200th post today. Pretty exciting, no?
All kinds of folks have decided on Post-War, the newest record from M. Ward, as their favorite record of the year. This doesn’t totally surprise me. It’s not really my thing – there’s only so much “country boy and the dusty blues” I can handle before I get exhausted – but there’s no denying the talent that went into this record or the passion it exhumes.
Easily my favorite from the record, and among my favorites of the year, this song is an example of everything going right. While his voice gets in the way for me on some songs, here it is a perfect vessel, and it doesn’t hurt that Neko Case joins him to provide perfectly placed backing vocals.

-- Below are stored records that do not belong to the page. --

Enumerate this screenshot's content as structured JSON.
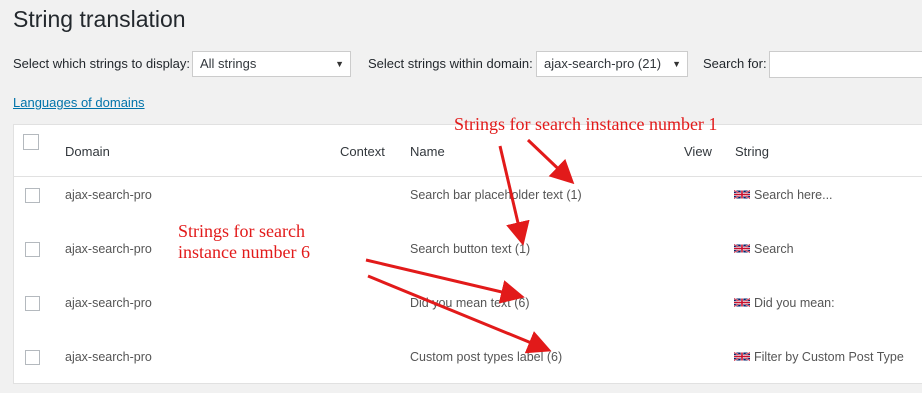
{
  "page": {
    "title": "String translation",
    "display_label": "Select which strings to display:",
    "display_value": "All strings",
    "domain_label": "Select strings within domain:",
    "domain_value": "ajax-search-pro (21)",
    "search_label": "Search for:",
    "search_value": "",
    "languages_link": "Languages of domains"
  },
  "table": {
    "columns": [
      "Domain",
      "Context",
      "Name",
      "View",
      "String"
    ],
    "rows": [
      {
        "domain": "ajax-search-pro",
        "context": "",
        "name": "Search bar placeholder text (1)",
        "view": "",
        "string": "Search here..."
      },
      {
        "domain": "ajax-search-pro",
        "context": "",
        "name": "Search button text (1)",
        "view": "",
        "string": "Search"
      },
      {
        "domain": "ajax-search-pro",
        "context": "",
        "name": "Did you mean text (6)",
        "view": "",
        "string": "Did you mean:"
      },
      {
        "domain": "ajax-search-pro",
        "context": "",
        "name": "Custom post types label (6)",
        "view": "",
        "string": "Filter by Custom Post Type"
      }
    ]
  },
  "annotations": {
    "note1": "Strings for search instance number 1",
    "note6_line1": "Strings for search",
    "note6_line2": "instance number 6"
  },
  "colors": {
    "annotation": "#e21a1a",
    "link": "#0073aa"
  },
  "icons": {
    "dropdown": "chevron-down-icon",
    "flag": "uk-flag-icon"
  }
}
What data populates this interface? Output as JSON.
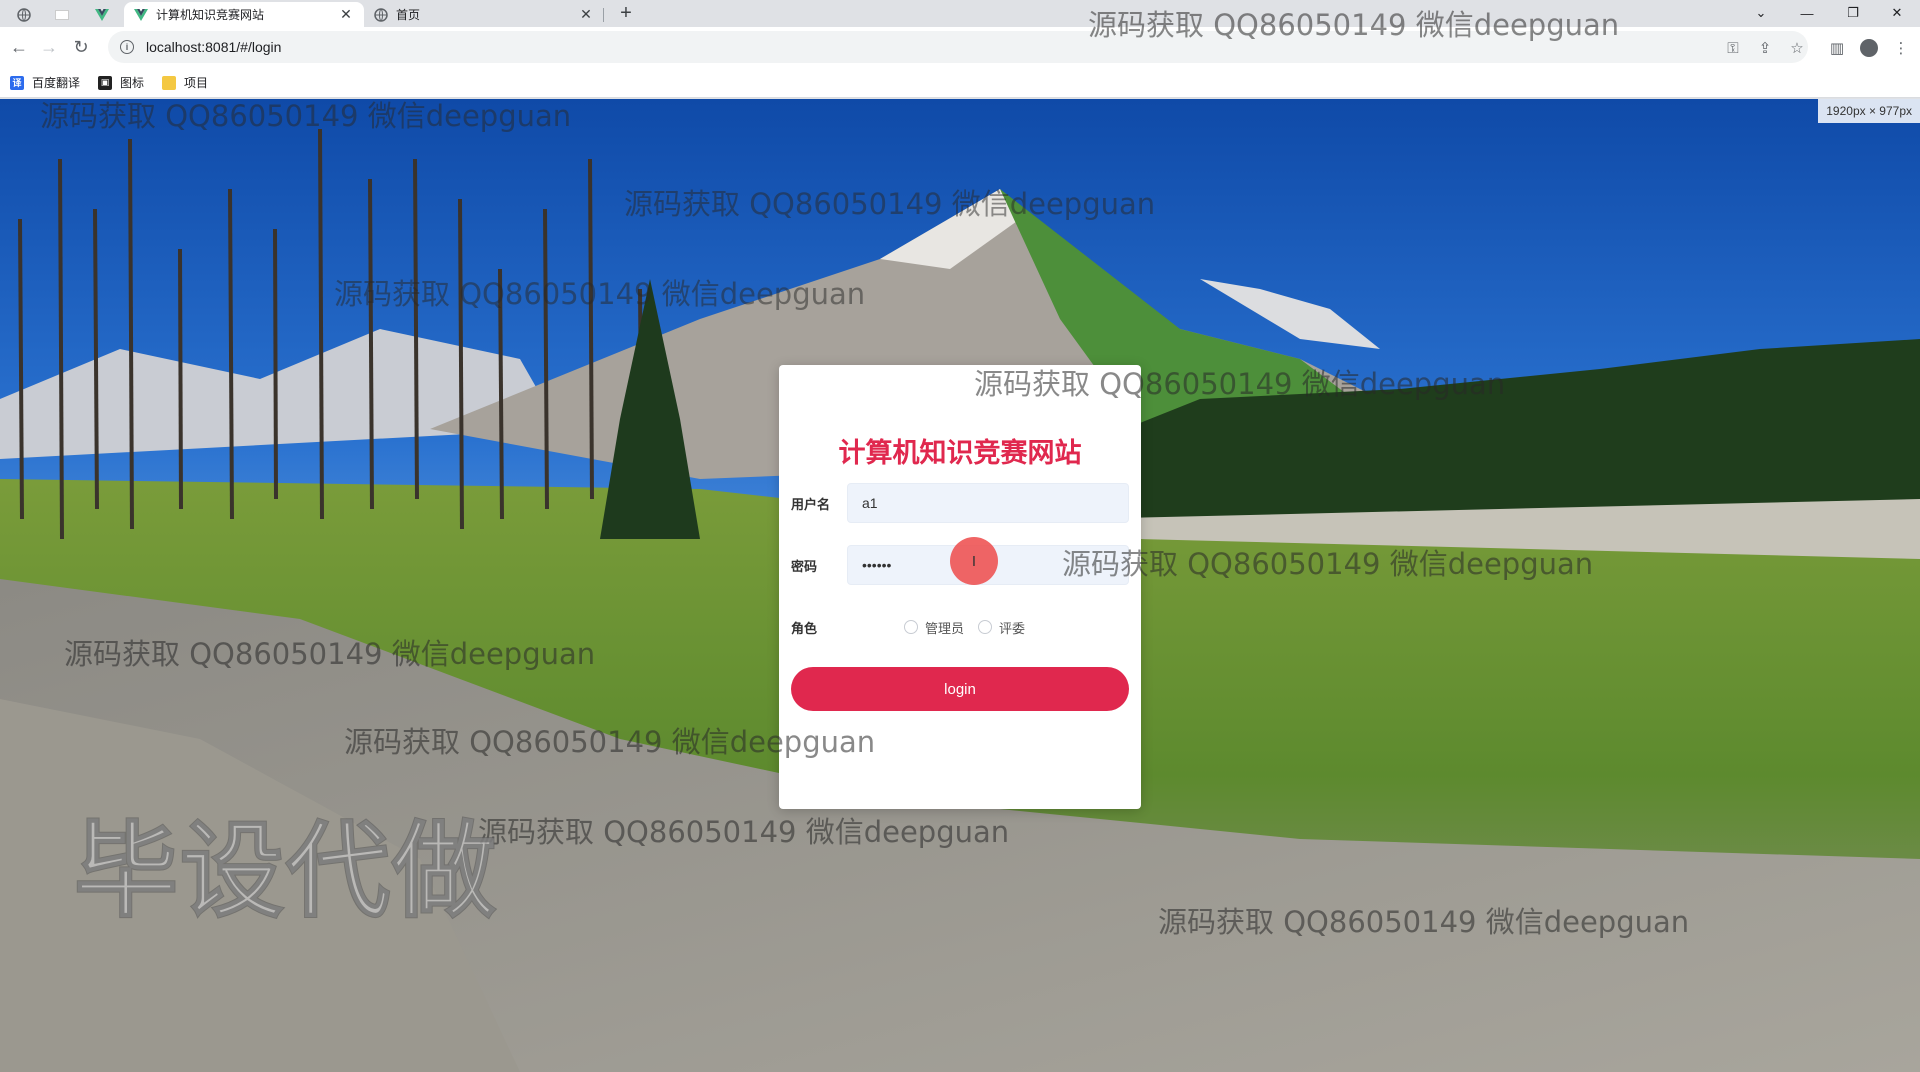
{
  "browser": {
    "tabs": [
      {
        "title": "计算机知识竞赛网站",
        "active": true
      },
      {
        "title": "首页",
        "active": false
      }
    ],
    "address": "localhost:8081/#/login",
    "bookmarks": [
      "百度翻译",
      "图标",
      "项目"
    ]
  },
  "viewport_badge": "1920px × 977px",
  "login": {
    "title": "计算机知识竞赛网站",
    "username_label": "用户名",
    "username_value": "a1",
    "password_label": "密码",
    "password_value": "••••••",
    "role_label": "角色",
    "roles": [
      "管理员",
      "评委"
    ],
    "submit_label": "login",
    "cursor_glyph": "I"
  },
  "watermark": {
    "text": "源码获取 QQ86050149 微信deepguan",
    "big_text": "毕设代做"
  },
  "colors": {
    "accent": "#e0284e",
    "input_bg": "#eef3fb",
    "sky": "#1f5fb8"
  }
}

The best moment is at the very end: the driving force of the music fades and the urgency is quelled, and his voice returns, no less potent if more tender for a final refrain: “God it’s great to be alive. Takes the skin right off my hide, to think I’ll have to give it all up someday.” It turns what was already a great song into a transcendence of time and space. Well…time, not space. But you get the idea. If every song on the record had the power of this one, it would indeed be one of my favorites for the year.
Any other song could certainly challenge for second-best, but this one is my favorite. A tribute to a fallen soldier which manages to, in less than three minutes, range from reminiscence to despondency to triumphalism, paying homage to those that have been lost.